(The hill) – The nation’s food supply could suffer if railroad workers strike, raising grocery store prices and limiting U.S. grain exports to countries facing famine.

As early as next week, 115,000 freight rail workers could walk out if they cannot reach a new contract with the railroads, potentially shutting down the national rail network that transports 20 percent of all grain shipments.

While unions say they want to prevent a strike and Congress has the power to block it, America’s food industry is reeling from the prospect of a national rail shutdown in the middle of the peak harvest season.

“Devastating Ripple Effect”

Even a short-term outage “would create a devastating ripple effect” on the nation’s fragile supply chains, said Lee Sanders, senior vice president of government relations and public affairs at the American Bakers Association.

“Rail-dependent facilities will be unable to receive materials and ingredients, and millions of Americans each day will be unable to receive the baked goods they rely on to feed themselves, their families and their communities,” she said.

A mid-September rail shutdown would quickly overload grain storage facilities, leaving farmers with few options to store their crops and increasing the chance of spoilage. Many grain processors will go out of business, driving up the prices of bread and other common products, while farmers will be burdened with huge harvests and lower commodity prices.

“It’s kind of a double whammy when you hit both the beginning and the end of the supply chain,” said Max Fisher, chief economist at the National Grain and Feed Association.

Freight railroads also carry roughly half of the fertilizer, and farmers can’t afford delays, according to a Wednesday letter to congressional leaders from the Fertilizer Institute.

“If farmers don’t get fertilizer, it leads to lower yields, higher food prices and more inflation for consumers,” Cory Rosenbusch, the group’s chief executive, told lawmakers.

Rising food prices — which farm groups blame in part on existing rail disruptions — have hit American families particularly hard. Food prices rose 13.1 percent in the past year ending in July, the biggest annual increase in more than four decades, according to Labor Department data.

There is usually no backup plan for crops that are transported by rail, especially when the trucking industry is already struggling to keep up with demand.
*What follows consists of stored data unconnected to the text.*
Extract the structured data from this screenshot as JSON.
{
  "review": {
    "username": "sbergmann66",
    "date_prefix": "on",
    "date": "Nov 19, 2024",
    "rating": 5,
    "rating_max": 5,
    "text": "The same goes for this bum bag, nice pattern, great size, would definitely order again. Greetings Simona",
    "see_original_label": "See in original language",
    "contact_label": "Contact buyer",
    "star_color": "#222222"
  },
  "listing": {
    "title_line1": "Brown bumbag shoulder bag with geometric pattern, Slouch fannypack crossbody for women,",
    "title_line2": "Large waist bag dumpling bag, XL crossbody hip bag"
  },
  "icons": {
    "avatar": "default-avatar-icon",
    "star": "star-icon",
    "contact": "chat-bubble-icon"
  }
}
The same goes for coal, crude oil, steel, lumber, auto parts, and other items that are often loaded onto freight trains.

A nationwide rail shutdown would cost the U.S. economy more than $2 billion a day and lead to a backlog of containers at ports, according to estimates by the Association of American Railroads.

Grain exports and global food security

Since roughly one-third of U.S. grain exports move by rail, a shutdown would also reduce America’s ability to deliver food to foreign nations, particularly those in East Africa and the Middle East, which face the risk of famine after Russia’s invasion of Ukraine.

A coalition of food and farm groups, including the American Farm Bureau Federation, urged lawmakers on Thursday to block the freight rail strike, warning it would have “devastating consequences” for global food security.

“Congress must be willing to act to ensure our farmers and ranchers can continue to help feed the world,” the groups wrote in a letter to top lawmakers on the transportation committees.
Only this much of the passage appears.